CAMERA Letter Contradicts Baltimore Sun Editorial on Hamas-Fatah Unity

The Sun editorial “Mr. Abbas’ mission” (Feb. 13) is a triumph of wishful thinking over analysis. Its self-contradictions and omissions include:

* Palestinian Authority President Mahmoud Abbas “would have to exercise the kind of statesmanship that has been sadly lacking among the Palestinians for generations” to lead a unity government of his Fatah movement and the terrorist Hamas to peace with Israel. “It’s too early to say” if he could.

It’s hardly too early to say the 74-year-old Mr. Abbas can’t and won’t. Yasser Arafat‘s right-hand man through more than 30 years of Fatah-led Palestine Liberation Organization mayhem, Mr. Abbas presides over a PA that celebrates terrorist “martyrs” at every opportunity. He personally rejected Israel’s 2008 offer of a West Bank and Gaza Strip state in return for peace.

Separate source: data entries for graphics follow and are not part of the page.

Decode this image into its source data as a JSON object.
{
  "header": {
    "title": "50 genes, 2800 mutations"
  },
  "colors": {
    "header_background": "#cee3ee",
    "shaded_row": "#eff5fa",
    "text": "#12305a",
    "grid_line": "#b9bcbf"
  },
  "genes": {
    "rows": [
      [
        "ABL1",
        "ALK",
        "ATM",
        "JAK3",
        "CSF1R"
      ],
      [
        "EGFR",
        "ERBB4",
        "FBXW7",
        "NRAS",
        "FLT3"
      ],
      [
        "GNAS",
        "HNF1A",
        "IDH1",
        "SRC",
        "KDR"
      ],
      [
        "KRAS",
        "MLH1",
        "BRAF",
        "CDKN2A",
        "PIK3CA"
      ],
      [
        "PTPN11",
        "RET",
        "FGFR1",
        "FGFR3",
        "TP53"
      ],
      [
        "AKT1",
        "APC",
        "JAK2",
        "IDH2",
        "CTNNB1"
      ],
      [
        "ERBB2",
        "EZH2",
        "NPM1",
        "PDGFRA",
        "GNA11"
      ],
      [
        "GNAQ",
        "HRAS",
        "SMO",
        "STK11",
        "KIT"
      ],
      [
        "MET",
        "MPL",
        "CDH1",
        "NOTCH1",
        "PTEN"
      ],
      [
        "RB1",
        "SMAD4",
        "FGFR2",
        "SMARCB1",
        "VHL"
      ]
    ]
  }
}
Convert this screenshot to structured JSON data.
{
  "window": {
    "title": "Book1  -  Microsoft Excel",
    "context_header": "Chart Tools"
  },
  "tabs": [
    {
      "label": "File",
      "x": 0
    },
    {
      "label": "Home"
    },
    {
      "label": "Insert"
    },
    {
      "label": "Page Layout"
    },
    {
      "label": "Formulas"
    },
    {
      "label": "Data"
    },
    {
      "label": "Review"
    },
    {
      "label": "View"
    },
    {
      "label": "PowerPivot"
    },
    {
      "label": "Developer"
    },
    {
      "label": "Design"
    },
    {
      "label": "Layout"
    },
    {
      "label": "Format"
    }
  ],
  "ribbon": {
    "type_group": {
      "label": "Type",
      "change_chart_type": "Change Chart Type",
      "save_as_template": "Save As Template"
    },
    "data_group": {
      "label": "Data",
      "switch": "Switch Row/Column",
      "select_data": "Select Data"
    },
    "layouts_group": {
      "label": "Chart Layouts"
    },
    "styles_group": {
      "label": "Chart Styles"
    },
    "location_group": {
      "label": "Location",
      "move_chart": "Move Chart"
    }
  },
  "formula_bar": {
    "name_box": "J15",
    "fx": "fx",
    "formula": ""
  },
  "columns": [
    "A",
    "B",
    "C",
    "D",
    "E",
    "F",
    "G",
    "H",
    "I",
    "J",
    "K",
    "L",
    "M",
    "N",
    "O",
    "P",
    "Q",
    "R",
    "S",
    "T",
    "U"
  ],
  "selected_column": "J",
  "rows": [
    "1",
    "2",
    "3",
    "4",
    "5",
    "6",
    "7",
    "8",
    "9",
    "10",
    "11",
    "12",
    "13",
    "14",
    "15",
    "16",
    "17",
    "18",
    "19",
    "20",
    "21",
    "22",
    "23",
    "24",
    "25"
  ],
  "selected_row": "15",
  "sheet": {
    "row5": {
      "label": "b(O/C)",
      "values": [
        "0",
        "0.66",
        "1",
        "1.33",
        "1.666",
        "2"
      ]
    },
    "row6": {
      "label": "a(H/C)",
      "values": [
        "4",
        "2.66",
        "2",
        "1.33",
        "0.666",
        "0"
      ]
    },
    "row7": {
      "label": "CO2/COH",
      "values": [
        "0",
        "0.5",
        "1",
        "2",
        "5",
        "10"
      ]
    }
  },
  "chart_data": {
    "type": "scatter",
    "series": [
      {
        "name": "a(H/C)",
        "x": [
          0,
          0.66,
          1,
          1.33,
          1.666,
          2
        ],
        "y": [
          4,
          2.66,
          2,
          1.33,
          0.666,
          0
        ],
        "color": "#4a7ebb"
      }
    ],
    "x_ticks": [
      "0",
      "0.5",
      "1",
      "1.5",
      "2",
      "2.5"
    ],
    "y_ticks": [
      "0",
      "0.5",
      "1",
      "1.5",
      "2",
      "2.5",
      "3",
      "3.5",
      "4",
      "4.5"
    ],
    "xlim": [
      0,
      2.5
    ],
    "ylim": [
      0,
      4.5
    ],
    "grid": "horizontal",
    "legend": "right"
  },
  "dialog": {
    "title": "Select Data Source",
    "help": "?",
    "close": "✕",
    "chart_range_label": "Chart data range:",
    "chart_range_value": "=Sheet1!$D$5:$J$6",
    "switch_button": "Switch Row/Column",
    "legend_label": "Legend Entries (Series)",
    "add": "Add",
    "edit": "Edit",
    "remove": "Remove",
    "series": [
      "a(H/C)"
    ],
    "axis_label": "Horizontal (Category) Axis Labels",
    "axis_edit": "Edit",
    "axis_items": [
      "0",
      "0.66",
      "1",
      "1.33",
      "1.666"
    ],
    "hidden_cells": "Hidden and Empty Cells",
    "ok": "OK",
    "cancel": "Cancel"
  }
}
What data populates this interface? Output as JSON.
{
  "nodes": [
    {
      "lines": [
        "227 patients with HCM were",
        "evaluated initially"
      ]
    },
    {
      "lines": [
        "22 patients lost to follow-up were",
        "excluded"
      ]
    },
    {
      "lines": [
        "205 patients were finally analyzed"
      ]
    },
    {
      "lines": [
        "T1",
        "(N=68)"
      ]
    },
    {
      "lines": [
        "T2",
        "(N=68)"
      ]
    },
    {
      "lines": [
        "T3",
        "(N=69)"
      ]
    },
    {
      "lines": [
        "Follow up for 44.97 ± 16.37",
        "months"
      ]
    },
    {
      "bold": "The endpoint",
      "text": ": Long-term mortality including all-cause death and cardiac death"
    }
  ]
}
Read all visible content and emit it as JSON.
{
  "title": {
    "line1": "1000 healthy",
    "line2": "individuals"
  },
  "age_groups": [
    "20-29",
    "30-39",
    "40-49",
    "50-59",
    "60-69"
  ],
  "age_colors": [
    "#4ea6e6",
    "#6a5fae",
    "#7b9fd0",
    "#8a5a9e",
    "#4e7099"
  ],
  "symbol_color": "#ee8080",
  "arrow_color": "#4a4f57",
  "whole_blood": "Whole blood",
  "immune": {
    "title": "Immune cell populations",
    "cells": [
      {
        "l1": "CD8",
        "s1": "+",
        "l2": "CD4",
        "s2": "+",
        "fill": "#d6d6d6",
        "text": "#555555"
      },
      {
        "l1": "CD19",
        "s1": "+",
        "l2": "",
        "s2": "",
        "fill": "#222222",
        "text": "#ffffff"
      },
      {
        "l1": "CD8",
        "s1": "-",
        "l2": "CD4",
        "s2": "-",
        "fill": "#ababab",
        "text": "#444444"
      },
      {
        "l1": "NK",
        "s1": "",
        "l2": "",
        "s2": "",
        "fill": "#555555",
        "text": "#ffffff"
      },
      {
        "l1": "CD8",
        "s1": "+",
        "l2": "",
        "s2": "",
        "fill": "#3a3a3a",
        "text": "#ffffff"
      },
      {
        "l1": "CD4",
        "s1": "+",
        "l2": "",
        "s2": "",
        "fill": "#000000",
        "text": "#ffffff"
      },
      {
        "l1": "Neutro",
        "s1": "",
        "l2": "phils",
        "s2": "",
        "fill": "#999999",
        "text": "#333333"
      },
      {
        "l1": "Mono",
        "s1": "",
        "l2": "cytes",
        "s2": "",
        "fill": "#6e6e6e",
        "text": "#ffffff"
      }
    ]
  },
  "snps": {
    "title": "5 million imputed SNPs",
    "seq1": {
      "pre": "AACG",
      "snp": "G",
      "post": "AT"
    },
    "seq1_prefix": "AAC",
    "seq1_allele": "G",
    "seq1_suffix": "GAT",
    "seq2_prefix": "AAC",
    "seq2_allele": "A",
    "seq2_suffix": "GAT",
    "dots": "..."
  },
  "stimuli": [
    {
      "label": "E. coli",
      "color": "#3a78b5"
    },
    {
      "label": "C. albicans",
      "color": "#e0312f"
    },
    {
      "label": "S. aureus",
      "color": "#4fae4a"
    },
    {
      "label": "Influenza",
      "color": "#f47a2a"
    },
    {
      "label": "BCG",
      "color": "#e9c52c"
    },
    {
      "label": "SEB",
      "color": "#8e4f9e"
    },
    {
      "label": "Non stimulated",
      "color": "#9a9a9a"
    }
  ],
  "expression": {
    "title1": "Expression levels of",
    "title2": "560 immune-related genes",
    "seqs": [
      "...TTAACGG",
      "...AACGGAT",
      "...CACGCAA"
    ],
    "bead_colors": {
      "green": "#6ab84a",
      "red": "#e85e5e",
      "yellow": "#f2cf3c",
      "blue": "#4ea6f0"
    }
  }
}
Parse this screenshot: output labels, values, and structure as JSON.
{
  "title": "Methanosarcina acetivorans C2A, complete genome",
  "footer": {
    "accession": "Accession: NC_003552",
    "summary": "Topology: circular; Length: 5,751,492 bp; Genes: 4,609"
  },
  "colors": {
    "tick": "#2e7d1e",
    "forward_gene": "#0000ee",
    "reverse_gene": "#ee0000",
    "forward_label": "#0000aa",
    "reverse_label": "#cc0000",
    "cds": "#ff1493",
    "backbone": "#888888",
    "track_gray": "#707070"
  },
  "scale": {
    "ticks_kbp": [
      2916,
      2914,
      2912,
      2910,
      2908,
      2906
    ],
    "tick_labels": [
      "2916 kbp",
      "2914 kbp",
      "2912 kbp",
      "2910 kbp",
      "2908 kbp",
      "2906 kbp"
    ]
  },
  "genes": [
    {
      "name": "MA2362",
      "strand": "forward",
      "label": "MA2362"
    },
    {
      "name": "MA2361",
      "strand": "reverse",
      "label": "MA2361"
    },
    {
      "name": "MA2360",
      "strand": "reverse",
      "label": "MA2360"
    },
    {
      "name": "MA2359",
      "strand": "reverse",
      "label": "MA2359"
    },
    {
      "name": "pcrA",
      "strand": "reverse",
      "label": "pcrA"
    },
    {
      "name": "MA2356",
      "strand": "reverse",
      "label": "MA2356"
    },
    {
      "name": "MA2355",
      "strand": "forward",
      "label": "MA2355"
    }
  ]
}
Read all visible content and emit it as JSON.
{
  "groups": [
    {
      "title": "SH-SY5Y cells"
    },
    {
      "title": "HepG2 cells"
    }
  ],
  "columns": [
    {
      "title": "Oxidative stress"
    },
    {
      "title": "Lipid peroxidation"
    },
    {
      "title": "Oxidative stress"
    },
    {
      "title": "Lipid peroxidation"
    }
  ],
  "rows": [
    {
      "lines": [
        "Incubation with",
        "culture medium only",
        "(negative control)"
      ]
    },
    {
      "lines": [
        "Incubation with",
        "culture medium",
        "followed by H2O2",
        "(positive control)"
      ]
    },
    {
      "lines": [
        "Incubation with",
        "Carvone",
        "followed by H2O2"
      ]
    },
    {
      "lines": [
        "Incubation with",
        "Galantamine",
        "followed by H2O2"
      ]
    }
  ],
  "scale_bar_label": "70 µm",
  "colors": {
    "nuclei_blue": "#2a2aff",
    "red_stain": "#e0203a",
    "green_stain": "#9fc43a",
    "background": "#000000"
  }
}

* “Hamas’ hostility to Israel remains unrelenting” but “Mr. Abbas’ best hope to achieve his goal of Palestinian statehood” is to exert a “moderating influence over Hamas.”

The editorial appeared as leaders of the group visited Iran, seeking to assure their extremist patrons that “resistance” to Israel — the genocidal aim of both Hamas’ charter and Tehran’s mullahs — won’t be sacrificed in a Palestinian unity government. As its Islamization drive in the Gaza Strip indicates, Hamas is driven more by theology than practical politics.

* The Sun compares “signs of similar moderation of political Islam in Egypt, Tunisia” and elsewhere as Islamist parties come to power in the “Arab Spring.”

Tunisians even under their previous dictatorship were relatively conciliatory toward Israel. As for Egypt, on its Arabic-language Web site, as opposed to the English version, the Muslim Brotherhood reasserts its fundamentalist and anti-American positions; moderates have been expelled or left the movement’s leadership. Combined with the even more reactionary Salafists, Islamists overwhelmingly dominate Egypt’s new parliament, to the fears of the country’s large Coptic Christian minority. More likely Hamas would pull Fatah, still seen by many Palestinian Arabs as corrupt and ineffective — and kept in power in the West Bank largely through Israeli support — in its direction in a unity government.

Hope may spring eternal in “Mr. Abbas’ mission,” but it’s sparsely supported.

Eric Rozenman, Washington

The writer is Washington director of the Committee for Accuracy in Middle East Reporting in America.